Why do falls occur in care homes?
Falls can occur in care homes for a number of reasons.
- Age – older people are more prone to falls than younger people.
- Confusion – residents suffering from dementia or other conditions which cause confusion and disorientation might not be aware of their surroundings or their own physical limitations; they might try and stand or walk when they are not able to without assistance.
- Medications - some medications cause dizziness, drowsiness or low blood pressure, all of which could result in a fall.
- Poor balance, co-ordination or mobility - elderly people may have poor balance, or walk in an unnatural way. Conditions such as stroke can severely affect balance and co-ordination.
- Other physical issues - residents with weak or jerky muscles, heart problems, neurological problems or diseases such as arthritis or Parkinson’s are also prone to falls. Lack of muscle control means that the resident.
- Slow reactions - older people or those with neurological problems may not respond to dangers as quickly as younger people. This may mean they cannot avoid a hazard in time, or simply that they cannot react in time to catch themselves if they fall.

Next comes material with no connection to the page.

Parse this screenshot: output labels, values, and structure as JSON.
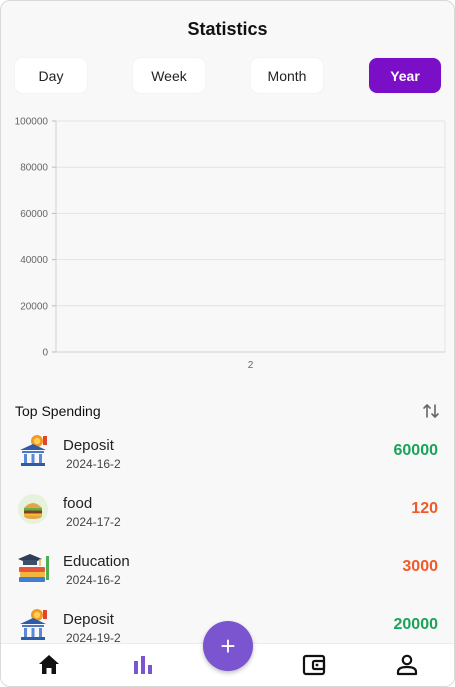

- Obstacles or hazards - an untidy environment can be dangerous. Residents’ rooms and communal areas should be kept clutter free, and any spills of liquid should be cleaned up immediately.

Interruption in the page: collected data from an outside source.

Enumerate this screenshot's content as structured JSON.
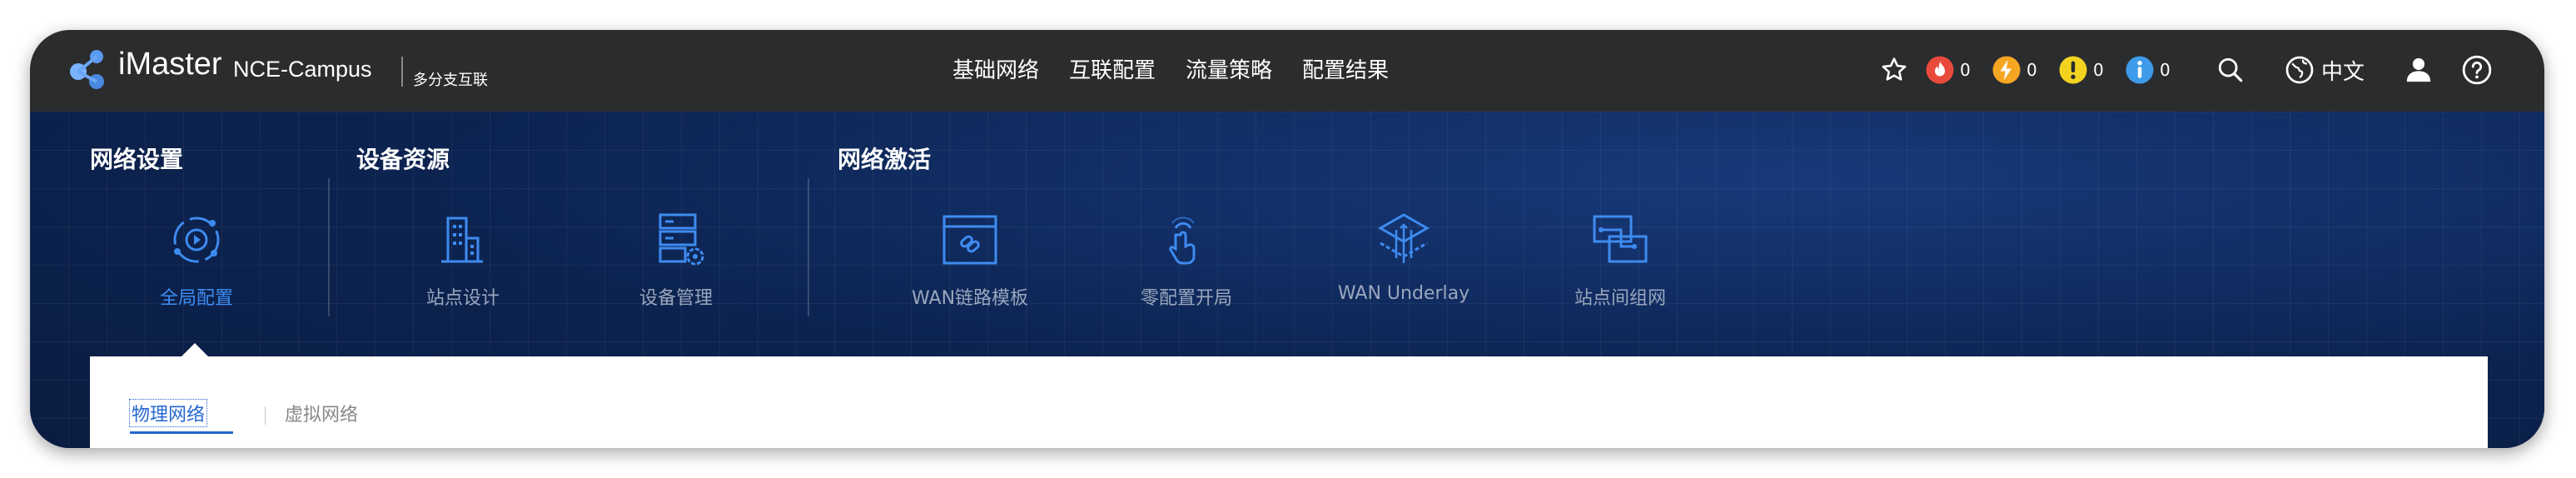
{
  "header": {
    "brand": "iMaster",
    "product": "NCE-Campus",
    "subtitle": "多分支互联",
    "nav": [
      "基础网络",
      "互联配置",
      "流量策略",
      "配置结果"
    ],
    "alarms": [
      {
        "icon": "fire-icon",
        "count": "0",
        "color": "#e84b3c"
      },
      {
        "icon": "lightning-icon",
        "count": "0",
        "color": "#f5a623"
      },
      {
        "icon": "exclamation-icon",
        "count": "0",
        "color": "#f3d31f"
      },
      {
        "icon": "info-icon",
        "count": "0",
        "color": "#3d9be9"
      }
    ],
    "language": "中文"
  },
  "hero": {
    "sections": [
      "网络设置",
      "设备资源",
      "网络激活"
    ],
    "items": [
      {
        "label": "全局配置",
        "icon": "global-config-icon",
        "active": true
      },
      {
        "label": "站点设计",
        "icon": "site-design-icon"
      },
      {
        "label": "设备管理",
        "icon": "device-management-icon"
      },
      {
        "label": "WAN链路模板",
        "icon": "wan-link-template-icon"
      },
      {
        "label": "零配置开局",
        "icon": "zero-touch-icon"
      },
      {
        "label": "WAN Underlay",
        "icon": "wan-underlay-icon"
      },
      {
        "label": "站点间组网",
        "icon": "site-networking-icon"
      }
    ]
  },
  "tabs": [
    "物理网络",
    "虚拟网络"
  ],
  "colors": {
    "accent": "#3e8bf0",
    "topbar": "#2b2c2e",
    "hero": "#0c2350"
  }
}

How can falls in care homes be prevented?
There are two types of fall prevention:
- Primary prevention means putting measures in place to prevent falls in people who have not already had a fall. These could be making changes to medication, increasing exercise, and removing any environmental hazards such as loose electrical cables or rugs.
- Secondary prevention means preventing further falls in those who have fallen previously. Prevention in this case will likely be similar to primary prevention, but more specific measures may be required depending on how the original fall occurred.
Anyone who takes care of a resident must make sure that that resident is kept safe. The resident must be assessed to find out whether he or she is at risk for falls, and reassessed if his or her condition changes, such as with an illness, or a change in medication.
Because falls may occur for different reasons, it is important that each resident be assessed individually to ensure that his or her specific needs are met and risk factors are minimised.
Frequent monitoring and observation of residents is very important, as is ensuring that residents can access staff call buttons and assistive devices (if required) at all times.
Above all, preventing falls in care homes, like infection control, is a team effort. Every member of staff should be encouraged to play his or her part in making the care home environment as safe and hazard-free as possible.
N.B. This article has been provided for interest only. Please speak to your care home owner or manager for current guidelines.